Performance testing is a bit like visiting your girlfriend’s father. You’re never quite sure what you’re accomplishing, it can be alternately frustrating and satisfying, and you have to do it. Right now I’m in the midst of performance testing a web based application for my new company. I’ve been in such testing tangles before, though always as a consultant on a fixed bid project. I’d have to say that performance testing as an employee is less stressful than that.
The reasons why performance testing, especially of web applications, is such a rat’s nest are many:
complexity of platforms
Most modern web applications are built on a lot of code. In our case, it’s a servlet and logging framework on top of tomcat on top of the JVM on top of the operating system. Four levels on the web server, not counting the back end or the load balancer or any interaction with the browser! And this is a relatively simple system. I’ve seen portal applications that had 6 or more levels in the web server. Each level of the software stack interacts in (sometimes unforeseen) ways with the others, which means that changing parameters can have unpredictable effects. You simply must test every change you make.
Unless you’re working with Scrooge McDuck or an application that has yet to be deployed, you’re probably not going to be able to test on production hardware. Very few companies I’ve dealt with are willing to buy a duplicate of their production hardware for testing purposes, so you’ll probably be testing on a scaled down version of the production system. That means that you’ll have to make assumptions about what the smaller system will tell you about the bigger system. One usually safe conclusion is that the smaller system sets a performance minimum for the larger system.
amount of time required
Each performance test takes a significant amount of time, minutes rather than unit testing where you want the unit tests to run quickly. Such slow turnarounds mean that performance testing just can’t be done quickly.

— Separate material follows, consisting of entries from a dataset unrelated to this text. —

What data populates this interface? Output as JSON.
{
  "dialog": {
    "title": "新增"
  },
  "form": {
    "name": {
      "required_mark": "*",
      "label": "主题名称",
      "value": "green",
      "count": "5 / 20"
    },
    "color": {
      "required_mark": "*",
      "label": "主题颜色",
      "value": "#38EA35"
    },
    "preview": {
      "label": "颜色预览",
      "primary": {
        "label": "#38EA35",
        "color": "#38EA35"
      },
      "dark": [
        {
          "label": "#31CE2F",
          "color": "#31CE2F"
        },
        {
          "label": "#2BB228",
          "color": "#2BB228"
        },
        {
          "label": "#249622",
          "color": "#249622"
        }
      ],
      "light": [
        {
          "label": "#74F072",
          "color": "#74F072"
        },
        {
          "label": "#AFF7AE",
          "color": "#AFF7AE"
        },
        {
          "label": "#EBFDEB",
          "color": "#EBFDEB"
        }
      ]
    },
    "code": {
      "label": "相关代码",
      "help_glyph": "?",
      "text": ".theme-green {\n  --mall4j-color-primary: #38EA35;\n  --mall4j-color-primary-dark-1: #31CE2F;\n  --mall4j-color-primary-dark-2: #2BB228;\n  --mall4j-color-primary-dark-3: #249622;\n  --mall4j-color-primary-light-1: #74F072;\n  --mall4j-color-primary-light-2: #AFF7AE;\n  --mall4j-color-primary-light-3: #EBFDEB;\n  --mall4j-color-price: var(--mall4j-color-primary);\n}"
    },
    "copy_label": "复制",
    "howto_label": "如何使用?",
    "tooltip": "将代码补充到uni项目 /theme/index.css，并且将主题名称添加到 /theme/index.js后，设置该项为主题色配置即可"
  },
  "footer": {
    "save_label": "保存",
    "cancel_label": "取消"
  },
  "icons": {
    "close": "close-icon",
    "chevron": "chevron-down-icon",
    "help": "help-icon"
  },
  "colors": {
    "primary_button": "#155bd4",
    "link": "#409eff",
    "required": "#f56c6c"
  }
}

difficulty of understanding real user behavior
The more complicated your application is, the harder it is to understand how people are going to use it. Will they move quickly through the application? Will they leave sessions open for a long time? How many states will they go through? Anyone can come up with a reasonable guess as to the answers for these questions, but the only way to know for sure is to a) user experience test it, or b) unleash the application.

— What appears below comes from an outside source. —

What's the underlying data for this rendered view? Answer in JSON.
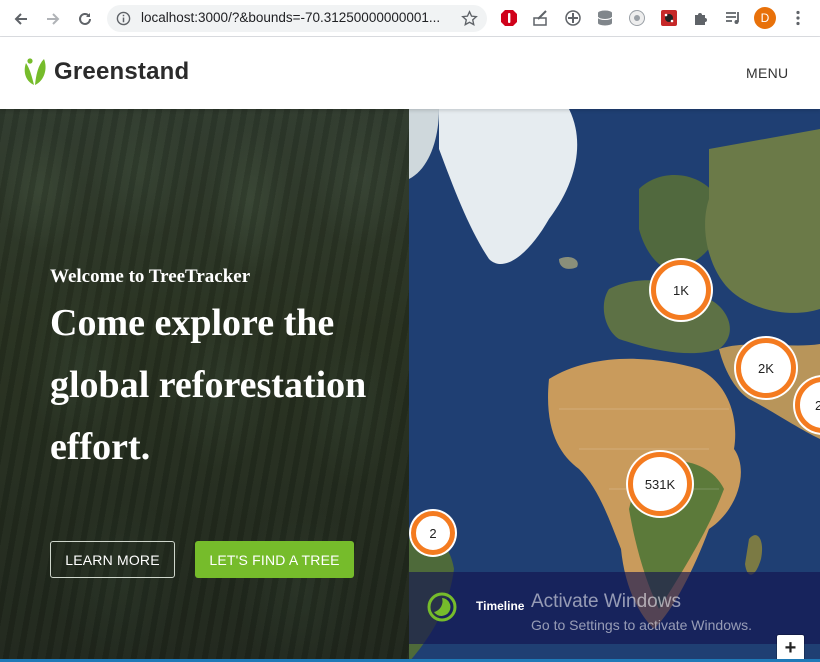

ambiguous or arbitrary goals
Unless you really understand how your userbase is going to use the application, it’s hard to come up with reasonable goals. ‘Make it run faster’ doesn’t cut it. Nor does picking an arbitrary number: ‘we want to service 10,000 hits a second’ may seem like a good goal, but if that number just was plucked from the air, a lot of misery can result. Especially if you’re on a fixed bid project, and every hour you spend is eating into your margin. (It’s OK for performance testing to make a tech person miserable, as long as there’s business benefitand an arbitrary number is likely to under- or overshoot the optimum for business.)

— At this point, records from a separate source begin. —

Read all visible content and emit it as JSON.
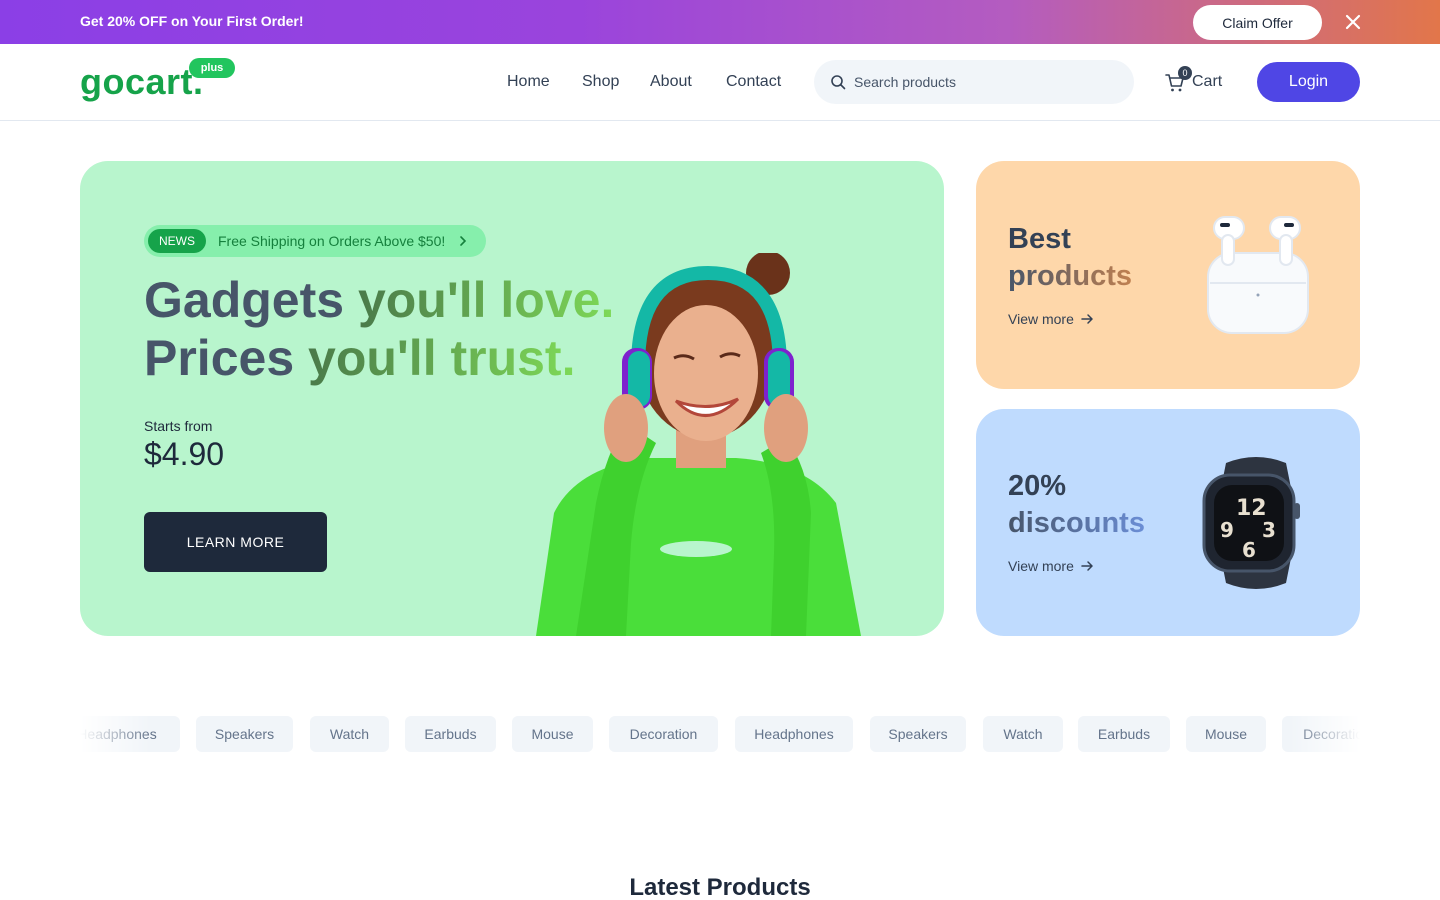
{
  "promo": {
    "text": "Get 20% OFF on Your First Order!",
    "claim_label": "Claim Offer",
    "gradient": [
      "#8b3fe6",
      "#e2764a"
    ]
  },
  "header": {
    "logo": {
      "main": "gocart",
      "dot": ".",
      "badge": "plus"
    },
    "nav": [
      "Home",
      "Shop",
      "About",
      "Contact"
    ],
    "search_placeholder": "Search products",
    "cart_count": "0",
    "cart_label": "Cart",
    "login_label": "Login",
    "accent": "#4f46e5"
  },
  "hero": {
    "news_tag": "NEWS",
    "news_text": "Free Shipping on Orders Above $50!",
    "headline_line1_a": "Gadgets ",
    "headline_line1_b": "you'll love.",
    "headline_line2_a": "Prices ",
    "headline_line2_b": "you'll trust.",
    "starts_from": "Starts from",
    "price": "$4.90",
    "cta": "LEARN MORE",
    "background": "#b8f5cd"
  },
  "cards": [
    {
      "title_a": "Best",
      "title_b": "products",
      "link": "View more",
      "image": "earbuds-case",
      "background": "#fed7aa"
    },
    {
      "title_a": "20%",
      "title_b": "discounts",
      "link": "View more",
      "image": "smartwatch",
      "background": "#bfdbfe"
    }
  ],
  "categories": [
    "Headphones",
    "Speakers",
    "Watch",
    "Earbuds",
    "Mouse",
    "Decoration",
    "Headphones",
    "Speakers",
    "Watch",
    "Earbuds",
    "Mouse",
    "Decoration"
  ],
  "latest_title": "Latest Products"
}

difficulty of reproducing real user behavior
I’ve not had a lot of experience with for pay tools, but have used a variety of free (as in beer) tools. I’ve written before about my experiences with The Grinder, and am currently using JMeter. I’ve also used apachebench. And all of these tools were great at hitting URLs repeatedly and rapidly, but it was hard to really reproduce user (and browser) behavior because they’re simple programs. An example is that some versions of IE can call a servlet multiple times. You can’t possibly hope to replicate all the quirks of browsers when testing, but sometimes those quirks can have performance impacts.
These dimensions of complexity feed on each other. Because it takes so long to performance test an application, you are tempted to change more than one level of the application at once. Because you think you understand user behavior, you come up with an erroneous performance target.
Is it hopeless? Nope, and it can be a very good exerciseit can turn up areas of real weakness in your application. Just remember to document your assumptions, make the tradeoffs abundantly clear to non technical folks and realize that you’re going to miss something important. Your results won’t be worth as much as you think they will be. Oh yeah, and don’t sign any fixed bid performance testing contracts unless you know what you’re doing.